Dos mil años más tarde, se enseñaba a los escolares europeos que la Tierra, centro de la creación, era plana, y que las estrellas eran agujeros en el firmamento. ¿Qué derecho tenemospues, nosotros, a mirar por encima del hombro a estos sabios del mundo clásico, cuya sabiduría era más grande que la de los teólogos medievales?

Todas esas tradiciones que nos hablan de tesoros sepultados hace millares de años no provienen necesariamente del mito. Si consintiéramos en utilizarlas como hipótesis de trabajo, podríamos llegar a grandes descubrimientos en el transcurso de nuestro siglo.

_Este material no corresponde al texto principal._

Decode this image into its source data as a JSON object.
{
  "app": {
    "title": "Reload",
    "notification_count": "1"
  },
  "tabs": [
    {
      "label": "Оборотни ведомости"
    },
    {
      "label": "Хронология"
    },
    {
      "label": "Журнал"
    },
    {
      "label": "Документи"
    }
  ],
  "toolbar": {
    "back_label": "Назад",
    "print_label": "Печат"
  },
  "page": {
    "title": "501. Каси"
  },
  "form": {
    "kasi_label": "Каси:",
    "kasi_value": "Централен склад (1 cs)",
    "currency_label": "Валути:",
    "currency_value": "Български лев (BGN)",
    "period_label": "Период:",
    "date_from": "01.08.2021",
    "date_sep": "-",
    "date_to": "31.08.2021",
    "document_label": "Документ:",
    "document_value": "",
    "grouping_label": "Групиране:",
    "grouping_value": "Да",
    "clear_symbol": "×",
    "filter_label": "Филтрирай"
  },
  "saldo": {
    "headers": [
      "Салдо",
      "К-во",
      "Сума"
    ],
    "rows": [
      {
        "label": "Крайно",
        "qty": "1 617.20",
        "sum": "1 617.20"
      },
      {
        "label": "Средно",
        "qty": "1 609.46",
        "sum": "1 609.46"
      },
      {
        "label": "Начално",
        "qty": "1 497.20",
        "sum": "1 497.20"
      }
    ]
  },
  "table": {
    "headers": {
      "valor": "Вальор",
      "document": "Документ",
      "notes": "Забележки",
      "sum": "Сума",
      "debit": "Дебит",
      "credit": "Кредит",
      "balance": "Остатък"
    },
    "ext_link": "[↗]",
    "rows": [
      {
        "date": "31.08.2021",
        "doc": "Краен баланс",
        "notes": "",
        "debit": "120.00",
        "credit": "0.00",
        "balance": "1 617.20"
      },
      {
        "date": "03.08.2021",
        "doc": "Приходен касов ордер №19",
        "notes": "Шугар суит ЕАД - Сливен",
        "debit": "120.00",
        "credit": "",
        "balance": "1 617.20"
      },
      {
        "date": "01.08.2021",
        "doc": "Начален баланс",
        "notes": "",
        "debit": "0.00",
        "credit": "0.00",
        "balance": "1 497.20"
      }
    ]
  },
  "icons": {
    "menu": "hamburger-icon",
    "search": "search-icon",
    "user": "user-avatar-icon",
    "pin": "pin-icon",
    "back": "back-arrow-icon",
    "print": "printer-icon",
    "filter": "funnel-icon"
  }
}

Su influencia sobre nuestra vida sería más intensa de lo que cabe imaginar. La prueba de un cataclismo geológico que, de modo súbito, destruyera la Atlántida exigirá la introducción de ajustes en nuestras ideas científicas y nos hará admitir la posibilidad de bruscas catástrofes a una escala planetaria. La Historia, en que tantos capítulos faltan, podrá trazar al fin un cuadro exacto de la evolución humana. Nuestros sociólogos descubrirán los sistemas sociales y económicos del mundo anterior al cataclismo y podrán estudiar su desarrollo, cosa de inapreciable valor para los que quieren formarse un juicio sobre los conflictos de las ideologías modernas. Instrumentos de maquinaria arcaica construidos conforme a principios que ignoramos podrían encauzar a nuestra ciencia por nuevos caminos. Las creencias de una raza desaparecida nos harán comprender el desarrollo de la consciencia humana. El descubrimiento de un mundo desconocido en el tiempo podría ser equivalente al descubrimiento de un mundo habitado en el espacio. Uno y otro transtornarían violentamente todas nuestras nociones.

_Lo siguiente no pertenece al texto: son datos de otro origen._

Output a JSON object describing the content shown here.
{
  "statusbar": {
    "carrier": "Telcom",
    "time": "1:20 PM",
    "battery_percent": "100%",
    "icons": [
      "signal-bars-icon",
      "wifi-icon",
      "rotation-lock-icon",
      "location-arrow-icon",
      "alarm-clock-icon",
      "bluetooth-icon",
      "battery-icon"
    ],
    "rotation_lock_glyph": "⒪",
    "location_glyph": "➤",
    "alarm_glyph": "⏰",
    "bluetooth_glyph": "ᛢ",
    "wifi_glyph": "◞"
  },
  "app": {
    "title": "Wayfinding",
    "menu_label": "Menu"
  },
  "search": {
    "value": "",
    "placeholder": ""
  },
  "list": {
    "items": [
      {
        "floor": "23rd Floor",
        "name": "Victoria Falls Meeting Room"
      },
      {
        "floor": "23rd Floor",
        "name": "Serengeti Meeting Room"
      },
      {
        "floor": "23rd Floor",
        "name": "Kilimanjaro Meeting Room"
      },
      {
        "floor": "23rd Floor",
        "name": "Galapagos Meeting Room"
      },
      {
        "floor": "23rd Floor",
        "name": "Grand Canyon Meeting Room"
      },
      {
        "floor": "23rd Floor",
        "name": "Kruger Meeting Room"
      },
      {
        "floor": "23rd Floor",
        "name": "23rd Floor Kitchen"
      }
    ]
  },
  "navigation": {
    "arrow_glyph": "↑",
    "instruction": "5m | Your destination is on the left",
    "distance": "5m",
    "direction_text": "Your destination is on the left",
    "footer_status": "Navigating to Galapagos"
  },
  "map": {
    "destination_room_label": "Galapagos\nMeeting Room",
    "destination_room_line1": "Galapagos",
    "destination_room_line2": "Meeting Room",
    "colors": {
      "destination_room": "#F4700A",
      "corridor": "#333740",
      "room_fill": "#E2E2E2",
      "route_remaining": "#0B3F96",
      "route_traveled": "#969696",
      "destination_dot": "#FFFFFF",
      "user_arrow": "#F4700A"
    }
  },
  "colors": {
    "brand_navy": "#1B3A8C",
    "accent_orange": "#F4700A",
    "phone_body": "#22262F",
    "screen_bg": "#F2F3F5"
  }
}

Poniendo en duda ciertas opiniones generalmente aceptadas del pasado, se ha llegado a veces a grandes revelaciones. Roger Bacon diagnosticó perfectamente las causas de los errores humanos al escribir en su Opus Majus: «Pues toda persona, en todas las condiciones de la Vida, llega a las mismas conclusiones, aplicadas a losestudios y a toda forma de investigación, por medio de tres argumentos, cada uno peor que el otro: Éste es un modelo establecido por nuestros mayores; esta es la costumbre, esta es la creencia popular; debemos, en consecuencia, atenernos a ello.»

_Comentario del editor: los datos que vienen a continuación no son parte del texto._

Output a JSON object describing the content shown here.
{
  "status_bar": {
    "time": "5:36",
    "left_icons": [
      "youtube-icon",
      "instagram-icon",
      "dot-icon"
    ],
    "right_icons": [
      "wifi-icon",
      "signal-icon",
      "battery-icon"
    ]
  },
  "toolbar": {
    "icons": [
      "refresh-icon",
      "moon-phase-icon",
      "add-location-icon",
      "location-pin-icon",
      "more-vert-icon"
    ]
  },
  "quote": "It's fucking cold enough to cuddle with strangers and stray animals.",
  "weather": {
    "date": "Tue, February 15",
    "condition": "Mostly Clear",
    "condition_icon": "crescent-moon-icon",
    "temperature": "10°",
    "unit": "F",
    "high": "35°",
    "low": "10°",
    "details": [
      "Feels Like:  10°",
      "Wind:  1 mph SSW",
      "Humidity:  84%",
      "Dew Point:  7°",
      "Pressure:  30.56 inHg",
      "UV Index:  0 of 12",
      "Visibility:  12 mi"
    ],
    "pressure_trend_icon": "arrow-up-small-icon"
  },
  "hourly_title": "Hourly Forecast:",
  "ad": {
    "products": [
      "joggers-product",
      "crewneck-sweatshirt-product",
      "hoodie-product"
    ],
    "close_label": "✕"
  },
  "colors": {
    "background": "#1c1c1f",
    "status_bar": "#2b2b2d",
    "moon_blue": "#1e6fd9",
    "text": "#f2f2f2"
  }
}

A semejanza de nuestros predecesores, nosotros continuamos viviendo en una sociedad mentalmente condicionada en la que todo abandono de un modo de pensamiento reconocido es considerado como una rebelión contra los ídolos de nuestro tiempo. Pero millares y millares de personas comienzan hoy a pensar por sí mismas. Para ellas, este libro representará algo más que una ficción.

Esperemos, pues, el advenimiento de esa época de progreso científico, el más revolucionario de todos los descubrimientos arqueológicos; el de los tesoros de la Atlántida.